Clé d'identification

Jusqu’à 30 mm de longueur
2 à 9 paires de cérates, portant chacun des tubercules coniques allongés tous terminés par un point noir
De chaque côté du corps, entre les cérates, 2 à 9 tubercules (les picots), chacun terminé par un point noir
Rhinophores simples et lisses entourés d’une gaine évasée
Taches noires sur le bord des gaines des rhinophores
Corps translucide crème à fauve pâle avec des taches brun foncé à noires sur le dos
Taches généralement plus foncées à l’avant
Voile oral arrondi
Principalement sur l'hydraire Nemertesia antennina

La présence de picots latéraux à pointe noire associés à des taches sombres sur le bord des gaines des rhinophores constitue un critère diagnostique fiable de l’espèce.

Noms

Autres noms communs français

Grand doto, Le nom vernaculaire “grand doto” est ambigu et peut prêter à confusion avec d’autres grandes espèces du genre.

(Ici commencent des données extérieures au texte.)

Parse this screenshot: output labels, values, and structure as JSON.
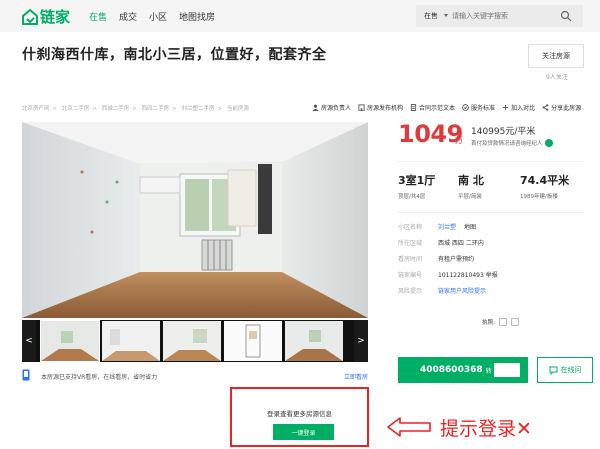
{
  "brand": {
    "name": "链家",
    "color": "#00ae66"
  },
  "nav": [
    {
      "label": "在售",
      "active": true
    },
    {
      "label": "成交",
      "active": false
    },
    {
      "label": "小区",
      "active": false
    },
    {
      "label": "地图找房",
      "active": false
    }
  ],
  "search": {
    "type_label": "在售",
    "placeholder": "请输入关键字搜索",
    "icon": "search-icon"
  },
  "listing": {
    "title": "什刹海西什库，南北小三居，位置好，配套齐全",
    "follow_label": "关注房源",
    "follow_count": "9人关注"
  },
  "breadcrumb": [
    "北京房产网",
    "北京二手房",
    "西城二手房",
    "西四二手房",
    "刘兰塑二手房",
    "当前房源"
  ],
  "tools": [
    {
      "label": "房源负责人",
      "icon": "person-icon"
    },
    {
      "label": "房源发布机构",
      "icon": "building-icon"
    },
    {
      "label": "合同示范文本",
      "icon": "document-icon"
    },
    {
      "label": "服务标准",
      "icon": "badge-icon"
    },
    {
      "label": "加入对比",
      "icon": "compare-icon"
    },
    {
      "label": "分享此房源",
      "icon": "share-icon"
    }
  ],
  "gallery": {
    "prev_label": "<",
    "next_label": ">",
    "vr_text": "本房源已支持VR看房，在线看房，省时省力",
    "vr_link": "立即看房"
  },
  "price": {
    "total": "1049",
    "unit": "万",
    "per_sqm": "140995元/平米",
    "note": "首付及贷款情况请咨询经纪人"
  },
  "specs": [
    {
      "main": "3室1厅",
      "sub": "顶层/共4层"
    },
    {
      "main": "南 北",
      "sub": "平层/简装"
    },
    {
      "main": "74.4平米",
      "sub": "1989年建/板楼"
    }
  ],
  "info": {
    "community_label": "小区名称",
    "community_value": "刘兰塑",
    "community_map": "地图",
    "area_label": "所在区域",
    "area_value": "西城 西四 二环内",
    "visit_label": "看房时间",
    "visit_value": "有租户需预约",
    "id_label": "链家编号",
    "id_value": "101122810493 举报",
    "risk_label": "风险提示",
    "risk_value": "链家用户风险提示"
  },
  "agent": {
    "cert_label": "执照:",
    "phone": "4008600368",
    "phone_ext": "转",
    "online_label": "在线问"
  },
  "login": {
    "prompt": "登录查看更多房源信息",
    "button": "一键登录",
    "annotation": "提示登录✕",
    "annotation_color": "#ee2222"
  }
}
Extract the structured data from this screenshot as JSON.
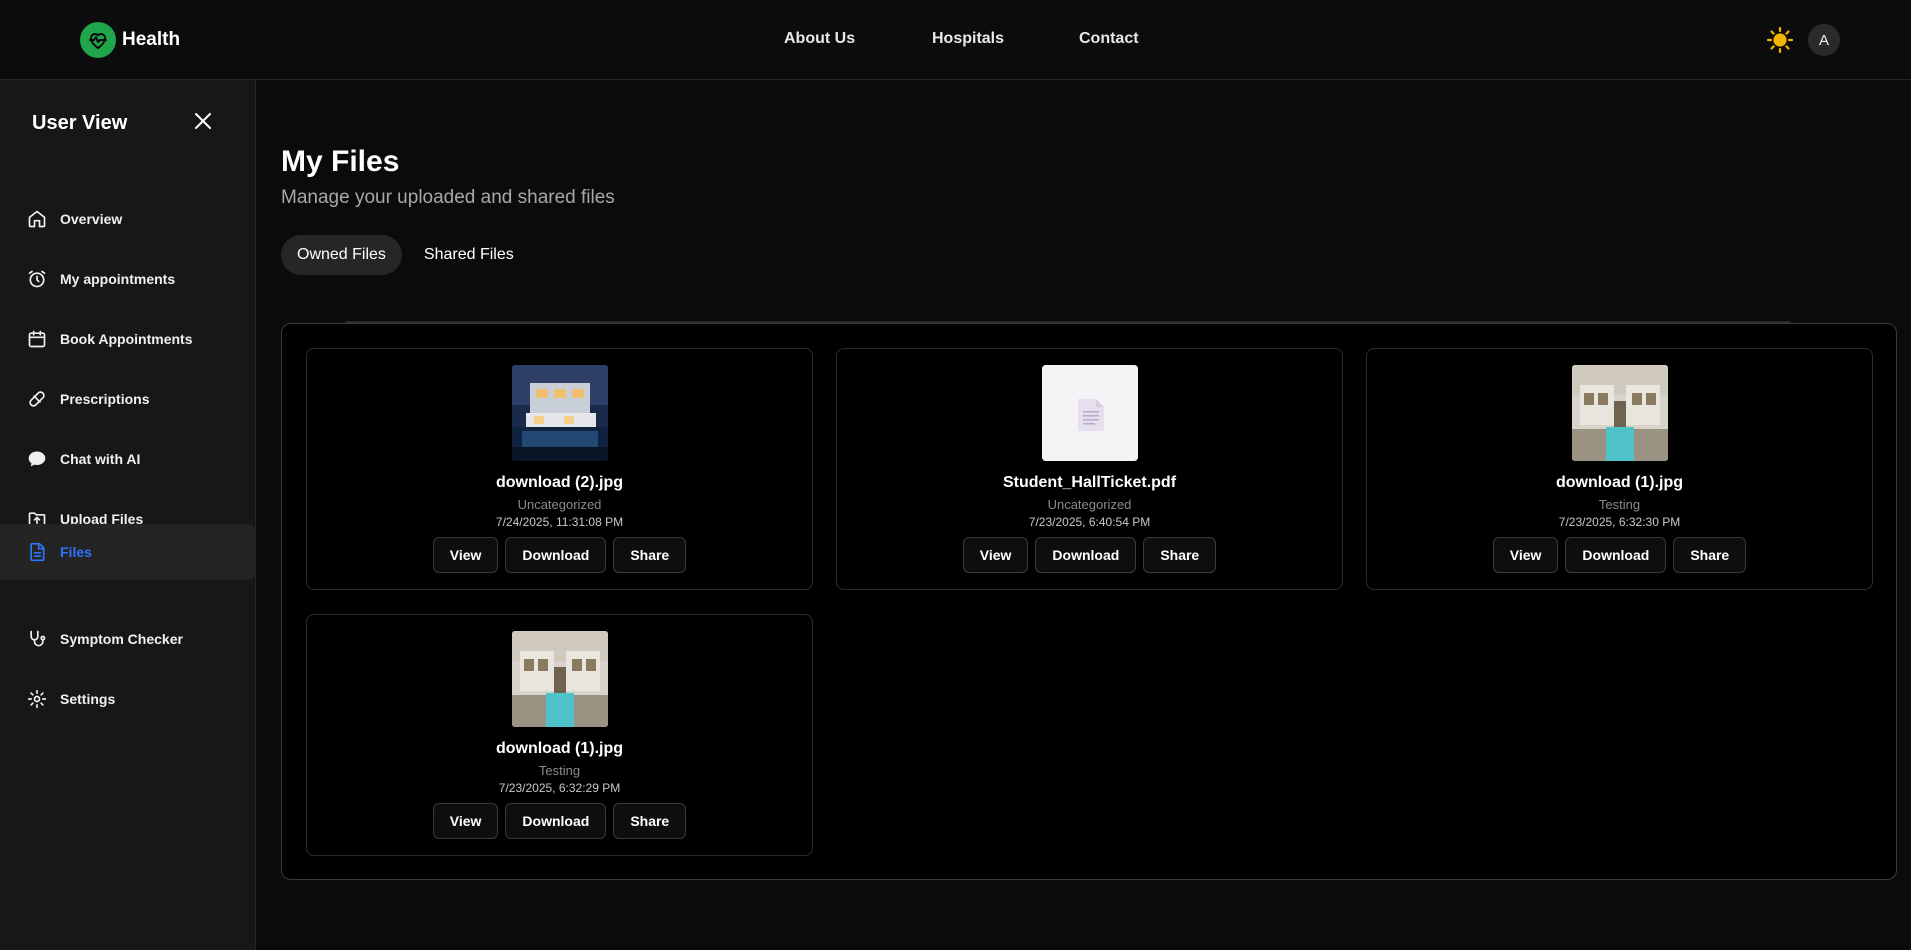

Noms communs internationaux

Feathered doto (GB), Geverderte kroonslak (NL)

Synonymes du nom scientifique actuel

Doris pinnatifida Montagu, 1804
Doto armoricana Hesse, 1872
Doto nigra Eliot, 1910
Doto pinnatifida var. nigra Eliot, 1910
Doto pinnatifida var..papillifera Eliot, 1910

Distribution géographique

Mer du Nord, Manche, Atlantique Nord-Est

Zones DORIS : ● Europe (côtes françaises), ○ [Atlantique Nord-Est, Manche et mer du Nord françaises]

L’espèce est caractéristique des eaux tempérées froides de l’Atlantique Nord-Est.
Doto pinnatifida est présente de la Scandinavie au nord de l’Espagne (Galice) dans l’Atlantique Nord-Est.
Trainito & Doneddu (2014) signalent sa présence en Méditerranée ! Cette mention nécessite confirmation.
La mention de l'espèce en Afrique du Sud est très probablement erronée.

Biotope

Doto pinnatifida vit dans des eaux depuis la surface jusqu’à 75 m de profondeur, principalement sur des hydraires. comme Nemertesia antennina.
Sa présence est étroitement liée à celle de ses hydraires hôtes.

Description

Doto pinnatifida est une des plus grandes espèces de Doto de nos côtes, elle peut mesurer jusqu’à 30 mm de longueur. Elle possède de 2 à 9 paires (exceptionnellement jusqu'à 12) de cérates*. Chaque cérate porte des tubercules* coniques allongés disposés en (jusqu’à) 6 cercles concentriques. Chaque tubercule est terminé par un point noir.
Les rhinophores* sont simples et lisses entourés d’une gaine évasée. Des taches brun foncé entourent le bord de chaque gaine.
De chaque côté du corps, entre les cérates, 2 à 9 tubercules ou papilles* (les picots) portent,. comme les tubercules disposés sur les cérates, un point noir à leur extrémité. Occasionnellement il peut y avoir quelques-uns de ces tubercules sur le dos.
Le bord frontal est dilaté en un voile oral (ou velum*) arrondi.
Le corps est translucide crème à fauve pâle voire orange pâle avec des taches brun foncé à noires sur le dos, plus foncées à l’avant. La coloration du corps s'assombrit avec l'âge.
La silhouette générale reste élancée malgré la forte ornementation des cérates.

Espèces ressemblantes

Le genre Doto est particulièrement difficile à identifier sur la seule base morphologique.
Il est, sur le plan taxonomique*, l'un des genres les plus complexes de nudibranches en raison de la nature cryptique* de ses espèces, de leur petite taille et de l'homogénéité de leurs caractéristiques internes et externes.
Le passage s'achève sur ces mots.